For everything else, you need to do some changes.

I have an SVM with a CIFS server
If you are already using StartTLS, LDAPS, or signing/sealing for the CIFS security, you do not have to do anything.  Any of those settings will meet the requirements of the patch.  Here's an example SVM with none of the 3 set properly:

If you are like the above and have none of the possible settings set, the easiest setting to modify is the signing & sealing (client session security) option. This is because StartTLS and LDAPS both require certificates and if you don't have a certificate infrastructure in your environment, well...  its complicated.  In order to set signing use the following command:
 vserver cifs security modify -vserver svm0 -session-security-for-ad-ldap sign
Replace "svm0" with your vserver name.  That's it for the CIFS server.

This will only work for ONTAP 9 and higher.  For Data ONTAP 7-mode, the connection automatically upgrades to sign when it encounters an AD where signing is required.  There is nothing additional needed to do for 7-mode.  For ONTAP cluster-mode versions older than 9, you'll need to set up StartTLS.  There's plenty of documentation and resources on how to set up StartTLS for the CIFS server.  I'm not going to go into it here.
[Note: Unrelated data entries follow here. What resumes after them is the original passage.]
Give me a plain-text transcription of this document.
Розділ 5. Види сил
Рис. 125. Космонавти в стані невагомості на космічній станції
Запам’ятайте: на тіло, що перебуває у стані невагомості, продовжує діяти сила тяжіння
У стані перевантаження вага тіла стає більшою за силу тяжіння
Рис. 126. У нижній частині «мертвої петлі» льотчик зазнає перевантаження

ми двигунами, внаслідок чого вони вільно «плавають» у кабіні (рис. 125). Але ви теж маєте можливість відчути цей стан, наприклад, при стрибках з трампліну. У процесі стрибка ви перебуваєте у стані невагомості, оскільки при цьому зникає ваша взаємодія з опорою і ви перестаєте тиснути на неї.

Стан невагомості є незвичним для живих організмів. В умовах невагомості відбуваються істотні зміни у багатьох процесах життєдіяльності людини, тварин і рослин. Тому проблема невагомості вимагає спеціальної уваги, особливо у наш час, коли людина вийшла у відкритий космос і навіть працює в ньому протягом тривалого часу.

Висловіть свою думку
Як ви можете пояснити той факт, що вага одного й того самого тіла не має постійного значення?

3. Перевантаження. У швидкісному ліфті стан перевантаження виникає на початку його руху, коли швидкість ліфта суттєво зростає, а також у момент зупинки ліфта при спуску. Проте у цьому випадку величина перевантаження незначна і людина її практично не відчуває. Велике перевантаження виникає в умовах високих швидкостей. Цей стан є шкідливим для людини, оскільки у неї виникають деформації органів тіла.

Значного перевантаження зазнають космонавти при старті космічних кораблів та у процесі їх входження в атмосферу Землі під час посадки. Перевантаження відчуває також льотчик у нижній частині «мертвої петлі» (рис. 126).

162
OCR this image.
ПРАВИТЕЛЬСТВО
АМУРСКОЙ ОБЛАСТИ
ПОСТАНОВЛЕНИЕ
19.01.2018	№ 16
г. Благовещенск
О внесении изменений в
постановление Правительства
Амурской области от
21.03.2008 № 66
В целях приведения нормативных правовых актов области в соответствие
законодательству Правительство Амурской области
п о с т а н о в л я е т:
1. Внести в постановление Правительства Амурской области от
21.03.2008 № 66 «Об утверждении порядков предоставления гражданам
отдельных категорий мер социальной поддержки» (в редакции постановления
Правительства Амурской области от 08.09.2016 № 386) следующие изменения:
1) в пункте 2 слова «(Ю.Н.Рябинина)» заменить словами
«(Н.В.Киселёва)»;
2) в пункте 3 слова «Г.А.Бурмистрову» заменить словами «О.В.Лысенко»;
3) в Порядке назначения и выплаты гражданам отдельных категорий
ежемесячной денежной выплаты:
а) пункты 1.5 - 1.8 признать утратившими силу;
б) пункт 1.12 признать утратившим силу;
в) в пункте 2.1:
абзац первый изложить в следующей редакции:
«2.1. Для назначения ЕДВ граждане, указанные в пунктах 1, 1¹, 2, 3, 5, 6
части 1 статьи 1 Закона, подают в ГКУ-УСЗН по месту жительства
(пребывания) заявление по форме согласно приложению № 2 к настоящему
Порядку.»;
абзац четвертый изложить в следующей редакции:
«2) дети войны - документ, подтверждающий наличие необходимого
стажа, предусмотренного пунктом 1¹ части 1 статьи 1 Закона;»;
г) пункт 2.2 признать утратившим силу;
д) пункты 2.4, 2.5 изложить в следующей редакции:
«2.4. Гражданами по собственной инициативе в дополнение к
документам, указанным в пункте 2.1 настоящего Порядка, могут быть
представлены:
I have and SVM with a UNIX LDAP client
Here's where it gets a little complicated due to the amount of permutations of the LDAP config there are.  Now, what I can say is that the same rules apply for UNIX LDAP connections as the CIFS server security settings.  If you are already using StartTLS, LDAPS or signing/sealing for the configuration, then you are in the clear and you are meeting the requirements of the patch.  Here's a screenshot of a client config with none of the 3 set properly"
NOTE:   As of ONTAP 9.5, if you use "636"  for the LDAP Server Port, LDAPS will be used automatically

Now, I am not going to go through all the iterations of possible configurations and what their outcomes are, but I will point you to the best practice and what is the easiest; use the AD-Domain setting, use the bind-as-cifs-server setting, and use the signing & sealing (Client Session Security) option.  Using the AD-Domain setting will automatically discover AD DCs and attach to the closest one using sites and services.  Using the bind-as-cifs-server setting will guarantee a sasl bind and enable the ability to sign or seal.  Then using at least signing for that configuration will use signing for the LDAP connection similar to the CIFS server operation I explained above and satisfy the requirement.

Want to read the official NetApp KB article?  Click on this:  https://kb.netapp.com/app/answers/answer_view/a_id/1103575

**Whew**  Now that we've muddled though alot of the muck on this, I hope you followed me through the configurations and now you know what you need to do to stay operational once the patch hits and gets applied to your DCs.  Apocalypse.....  carry on!